Protective

Setelah wawancara yang hanya memakan waktu selama dua puluh menit, Aksa, Brisia dan Jevan memutuskan untuk mencari makan malam di dekat kantor Jevan.

Awalnya Aksa ingin segera pamit, tetapi Jevan memaksa untuk makan malam bersama dahulu. Aksa juga tidak punya alasan yang cukup bagus untuk menolak. Jadilah ia bergabung dengan Brisia dan Jevan, makan pecel ayam yang katanya favorit Brisia.

“Lo balik ke Depok, Sa?” tanya Jevan.

“Enggak, bang. Kayaknya mau ke Bintaro.” Jawab Aksa, karena hari ini papa nya meminta ia untuk pulang.

“Masih sering bolak-balik Bintaro-Depok?”

Aksa menggeleng lalu terkekeh. “Sekarang bolak-baliknya Pondok Indah-Depok, bang.”

Brisia hanya menyimak obrolan mereka, tidak ada niatan untuk ikut masuk kedalam obrolan.

Cewek itu sebenarnya sedikit penasaran dengan Aksa.
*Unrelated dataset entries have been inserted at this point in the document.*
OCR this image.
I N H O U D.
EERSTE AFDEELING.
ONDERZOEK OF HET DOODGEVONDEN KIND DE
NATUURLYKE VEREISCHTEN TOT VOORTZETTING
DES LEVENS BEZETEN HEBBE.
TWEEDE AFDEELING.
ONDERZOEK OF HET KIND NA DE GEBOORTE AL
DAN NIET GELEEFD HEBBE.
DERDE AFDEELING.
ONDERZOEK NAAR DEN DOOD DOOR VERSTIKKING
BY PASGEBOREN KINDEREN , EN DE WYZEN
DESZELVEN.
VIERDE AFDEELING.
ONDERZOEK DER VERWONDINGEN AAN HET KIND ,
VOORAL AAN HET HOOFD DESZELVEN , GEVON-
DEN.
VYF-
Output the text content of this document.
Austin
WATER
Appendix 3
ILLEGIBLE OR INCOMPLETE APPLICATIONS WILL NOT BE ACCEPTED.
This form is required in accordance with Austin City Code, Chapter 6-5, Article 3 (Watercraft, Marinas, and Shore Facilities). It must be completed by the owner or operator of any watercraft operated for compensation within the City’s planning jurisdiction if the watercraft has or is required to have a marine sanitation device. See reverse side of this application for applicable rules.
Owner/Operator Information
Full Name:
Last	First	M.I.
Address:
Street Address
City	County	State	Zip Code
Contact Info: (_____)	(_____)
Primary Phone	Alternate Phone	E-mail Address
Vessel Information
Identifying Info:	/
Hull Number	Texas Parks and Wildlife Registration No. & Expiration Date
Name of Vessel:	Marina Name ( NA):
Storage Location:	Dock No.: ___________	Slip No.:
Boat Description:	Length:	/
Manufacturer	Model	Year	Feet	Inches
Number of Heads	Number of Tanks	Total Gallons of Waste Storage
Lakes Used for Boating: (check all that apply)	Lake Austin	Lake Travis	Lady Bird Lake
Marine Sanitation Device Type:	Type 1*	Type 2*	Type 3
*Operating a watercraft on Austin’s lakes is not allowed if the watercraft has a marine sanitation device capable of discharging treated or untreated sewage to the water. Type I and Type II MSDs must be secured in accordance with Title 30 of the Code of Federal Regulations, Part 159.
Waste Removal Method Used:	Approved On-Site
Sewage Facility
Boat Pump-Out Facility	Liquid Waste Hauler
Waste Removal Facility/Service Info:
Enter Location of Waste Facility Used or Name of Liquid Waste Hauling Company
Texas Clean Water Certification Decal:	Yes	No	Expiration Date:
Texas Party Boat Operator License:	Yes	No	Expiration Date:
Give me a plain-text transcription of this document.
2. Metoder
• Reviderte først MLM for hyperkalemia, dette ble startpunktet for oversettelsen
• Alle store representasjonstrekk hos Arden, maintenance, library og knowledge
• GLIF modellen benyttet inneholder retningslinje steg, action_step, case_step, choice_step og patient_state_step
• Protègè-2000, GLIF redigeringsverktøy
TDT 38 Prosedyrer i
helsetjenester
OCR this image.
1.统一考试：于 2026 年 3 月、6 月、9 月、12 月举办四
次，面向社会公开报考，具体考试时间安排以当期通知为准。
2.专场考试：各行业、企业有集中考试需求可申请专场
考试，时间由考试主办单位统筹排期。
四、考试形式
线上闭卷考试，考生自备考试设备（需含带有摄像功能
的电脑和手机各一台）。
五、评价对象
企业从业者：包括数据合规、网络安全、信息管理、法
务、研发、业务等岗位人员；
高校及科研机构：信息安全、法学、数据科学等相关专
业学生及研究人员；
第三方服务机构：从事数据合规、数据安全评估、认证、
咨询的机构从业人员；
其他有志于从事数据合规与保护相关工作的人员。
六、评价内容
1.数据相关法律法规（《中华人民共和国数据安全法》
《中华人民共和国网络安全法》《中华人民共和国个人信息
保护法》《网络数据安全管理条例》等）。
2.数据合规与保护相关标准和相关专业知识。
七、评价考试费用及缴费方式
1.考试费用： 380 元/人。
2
Aksa ini kepribadiannya terlihat sangat tertutup dan cukup terbuka secara bersamaan. Terkadang cowok itu selalu diam jika ditanya soal pribadinya, tetapi terkadang ia juga tidak segan-segan untuk bercerita soal pengalaman pribadinya yang menurut Brisia sangat menarik.

Beberapa kali ia sempat mendengar kalau ternyata Ibu dari Aksa adalah salah satu komisioner dari Komnas Perempuan.

“Mama lo masih di Komnas?” tanya Jevan lagi. Kali ini Brisia mendengarkan dengan seksama obrolan mereka.

“Masih, tahun kemarin waktu acara Krimfair mama gue isi seminarnya.”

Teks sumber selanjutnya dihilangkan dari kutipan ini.